Commentary by John M. Berry
Oct. 17 (Bloomberg) -- For two years after housing prices began falling and a year after the bursting of that bubble turned into a financial crisis, U.S. consumers soldiered on. Month after month, their spending, the mainstay of the economy, kept increasing.
Now, for the first time in 17 years, slower income growth, tighter credit and the loss of wealth from plunging stock prices -- along with house prices that still are falling -- have caused them to retrench. The result is the onset of a recession the depth of which no one can yet gauge.
Various parts of the government, with the Federal Reserve leading the way, have taken a series of unprecedented steps to deal with the financial crisis. But more aggressive action is needed to help restore consumer and business confidence and enable households and state and local governments to boost spending.
That's the best way to keep the slump as short and as shallow as possible.
One bit of help on the way is a 5.8 percent cost-of-living adjustment in monthly Social Security benefits beginning in January, the biggest increase in more than a quarter-century. The Social Security Administration said yesterday that will lift the average retired worker's benefit by $63 a month, or a cumulative $36 billion next year.
The Fed cut its target for the overnight lending rate by a half-percentage point to 1.5 percent on Oct. 8. The Federal Open Market Committee should do so again at its Oct. 28-29 meeting. That action is already widely anticipated in financial markets.
Congressional leaders are also planning to have a lame-duck session after the Nov. 4 election to consider enacting a fiscal stimulus package, expanding on the $168 billion measure passed in February that provided rebate checks to most taxpayers.
Proper Stimulus
Another dose of stimulus is urgently needed, though it should be carefully crafted. Some ideas under discussion, such as a cut in capital-gains taxes, would reduce federal revenue without providing much immediate help to the economy.
Given the grave economic situation and the need for quick action, Democrat Barack Obama and Republican John McCain should have their advisers begin planning for a presidential transition so it can get under way as soon as the election result is known.

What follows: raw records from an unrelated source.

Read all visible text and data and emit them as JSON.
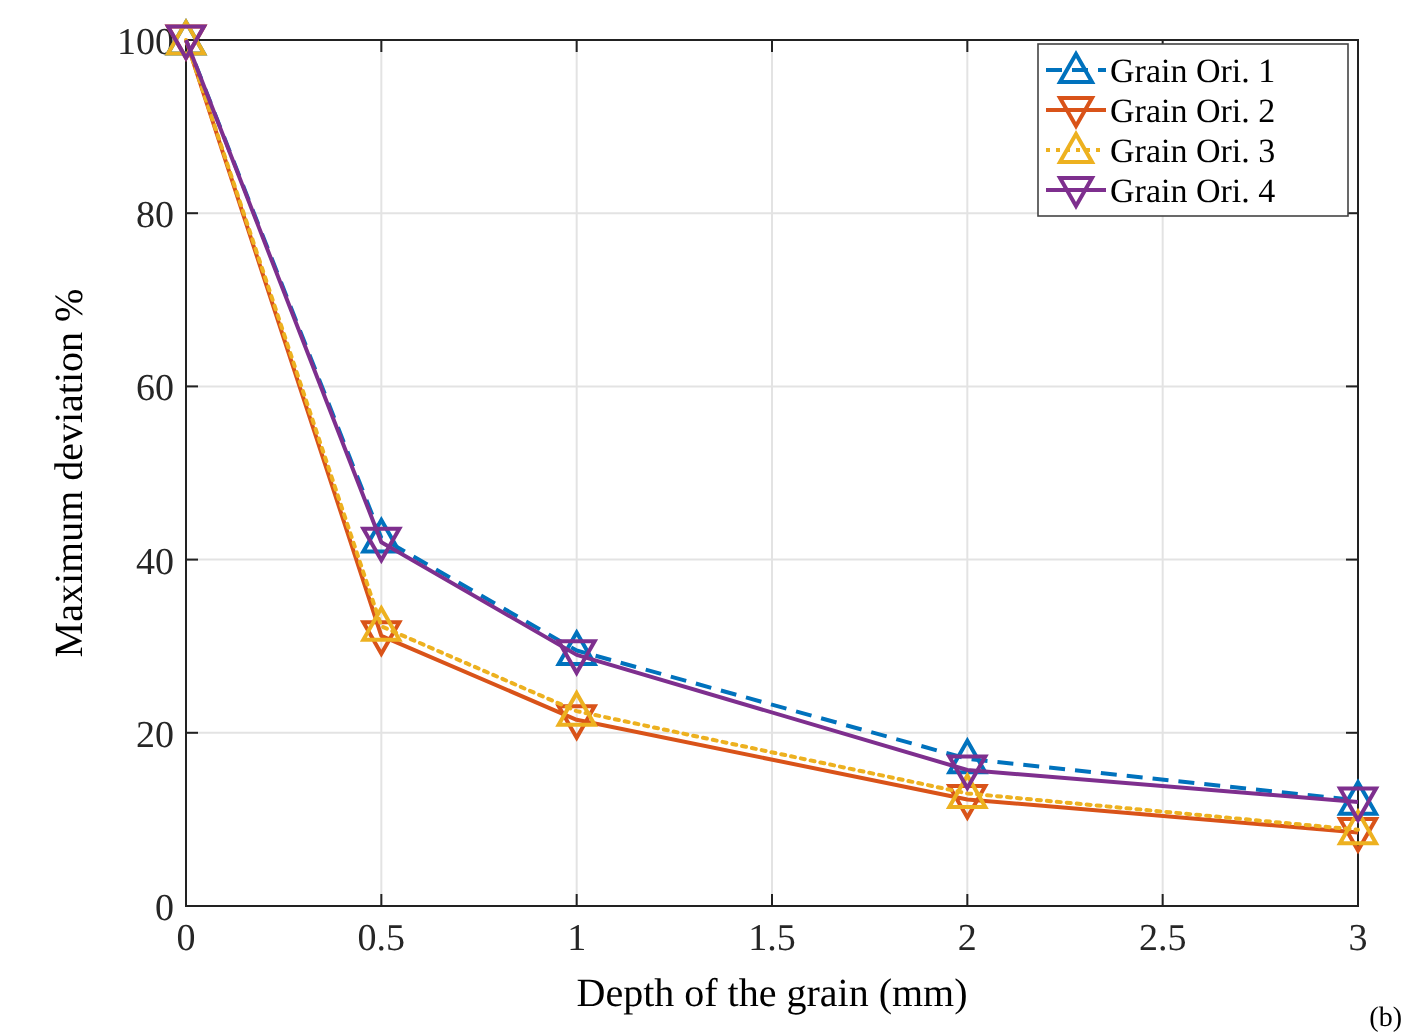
{
  "chart_data": {
    "type": "line",
    "xlabel": "Depth of the grain (mm)",
    "ylabel": "Maximum deviation %",
    "x": [
      0,
      0.5,
      1,
      2,
      3
    ],
    "xlim": [
      0,
      3
    ],
    "xticks": [
      0,
      0.5,
      1,
      1.5,
      2,
      2.5,
      3
    ],
    "ylim": [
      0,
      100
    ],
    "yticks": [
      0,
      20,
      40,
      60,
      80,
      100
    ],
    "grid": true,
    "legend": "top right",
    "annotations": [
      "(b)"
    ],
    "series": [
      {
        "name": "Grain Ori. 1",
        "color": "#0072bd",
        "values": [
          100,
          42.5,
          29.5,
          17,
          12.2
        ],
        "marker": "triangle",
        "line_style": "dashed"
      },
      {
        "name": "Grain Ori. 2",
        "color": "#d95319",
        "values": [
          100,
          31.2,
          21.5,
          12.3,
          8.5
        ],
        "marker": "triangle-down",
        "line_style": "solid"
      },
      {
        "name": "Grain Ori. 3",
        "color": "#edb120",
        "values": [
          100,
          32.3,
          22.5,
          13,
          8.8
        ],
        "marker": "triangle",
        "line_style": "dotted"
      },
      {
        "name": "Grain Ori. 4",
        "color": "#7e2f8e",
        "values": [
          100,
          42,
          29,
          15.7,
          12
        ],
        "marker": "triangle-down",
        "line_style": "solid"
      }
    ]
  }
}
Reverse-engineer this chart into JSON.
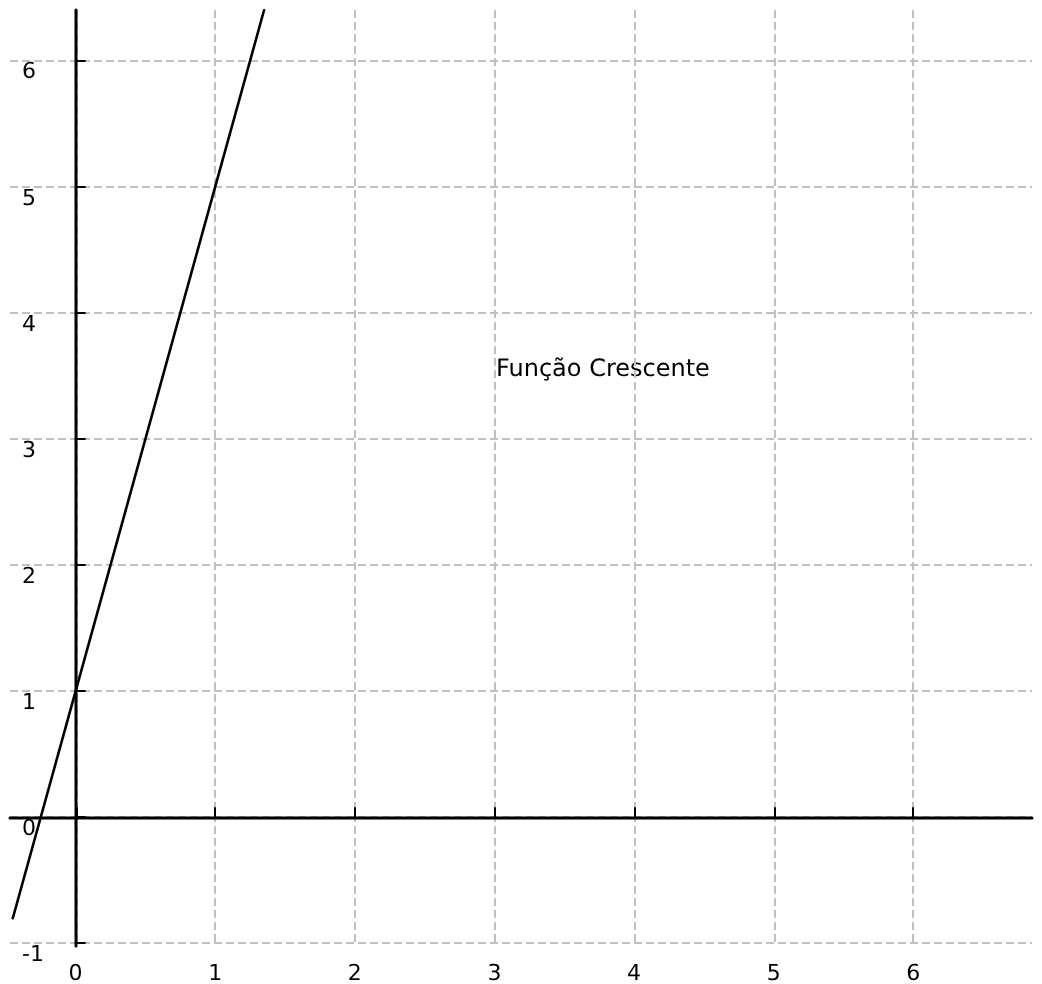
{
  "chart_data": {
    "type": "line",
    "annotations": [
      "Função Crescente"
    ],
    "series": [
      {
        "x": [
          -0.45,
          1.35
        ],
        "values": [
          -0.8,
          6.4
        ],
        "color": "#000000"
      }
    ],
    "xlim": [
      -0.47,
      6.85
    ],
    "ylim": [
      -1.02,
      6.4
    ],
    "xticks": [
      0,
      1,
      2,
      3,
      4,
      5,
      6
    ],
    "yticks": [
      -1,
      0,
      1,
      2,
      3,
      4,
      5,
      6
    ],
    "grid": true,
    "marker": "none",
    "line_style": "solid"
  }
}
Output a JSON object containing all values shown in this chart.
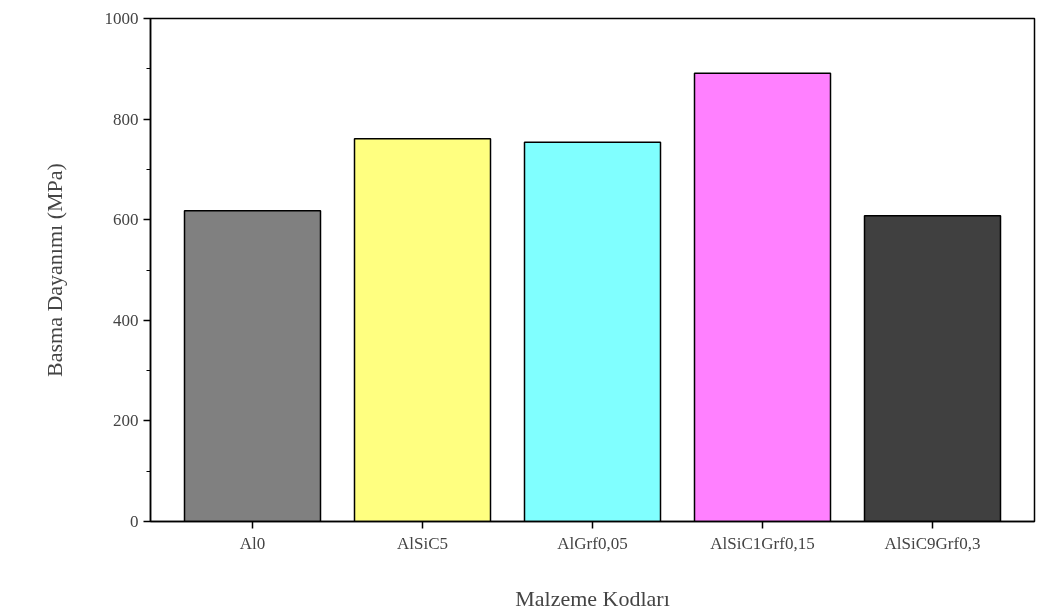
{
  "chart_data": {
    "type": "bar",
    "xlabel": "Malzeme Kodları",
    "ylabel": "Basma Dayanımı (MPa)",
    "categories": [
      "Al0",
      "AlSiC5",
      "AlGrf0,05",
      "AlSiC1Grf0,15",
      "AlSiC9Grf0,3"
    ],
    "values": [
      618,
      761,
      754,
      891,
      608
    ],
    "colors": [
      "#808080",
      "#ffff80",
      "#80ffff",
      "#ff80ff",
      "#404040"
    ],
    "ylim": [
      0,
      1000
    ],
    "yticks": [
      0,
      200,
      400,
      600,
      800,
      1000
    ]
  }
}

For instance, by Election Day, they should know who they want as Treasury secretary, chairman of the Council of Economic Advisers and head of the White House National Economic Council - - or whatever its equivalent might be called in the next administration. If possible, their choices should be available a few days after the election to advise the president-elect and Congress as the debate over the stimulus package begins.
Thawing Markets
On Oct. 15, both Fed Chairman Ben S. Bernanke and his vice chairman, Donald L. Kohn, said that all the measures so far -- including injecting $250 billion of new capital into U.S. banks -- won't free up frozen credit markets right away or restore economic growth quickly.
``Stabilization of the financial markets is a critical first step, but even if they stabilize as we hope they will, broader economic recovery will not happen right away,'' Bernanke told the Economic Club of New York.
The Treasury is working as fast as it can to encourage additional banks to accept an infusion of government capital to allow them to expand their lending. The department is moving rapidly also to begin purchasing troubled mortgage-related assets from financial institutions, both to get them off banks' balance sheets and to establish prices for assets for which there has been no ready market.
Awkward Period
Efforts by the Federal Deposit Insurance Corp., to expand coverage of its insurance and to guarantee new debt issued by banks, and by the Fed, to begin purchases of some commercial paper directly from issuers, also will take time to help free up lending.
All in all, this is an awkward period for many of the stabilization efforts. They have been announced but not yet implemented, and details haven't been agreed upon, so it's impossible to know what impact they eventually will have.
Whatever stimulus package is debated in the lame-duck Congress, it should focus on items that will provide help right away. The middle-class tax cuts of $500 for individuals and $1,000 for couples proposed by Obama would fit that bill. So would his idea for $25 billion in grants to state and local governments, some of which -- such as Virginia and Maryland -- are talking about employee furloughs and other budget cuts as revenue falls.
Less Effective Ideas
More money for infrastructure investments, also proposed by Obama, would be less effective. McCain's proposal to use $300 billion of the $700 billion in the rescue plan to buy mortgages at face value and to grant government-insured mortgages to the owners, reflecting a home's lower value, would provide a huge windfall for lenders.
Obama's suggestion for a $3,000 grant for each employee a business adds, beyond some base number of workers, isn't a good idea. There's too much churning in the labor market even in normal times for tax authorities to be sure companies don't manipulate the numbers. What if a job is added at one location and one is cut at another?
It won't be easy to come up with a coherent plan that will really help. The president-elect and the Congress have to make it happen.
(John M. Berry is a Bloomberg News columnist. The opinions expressed are his own.)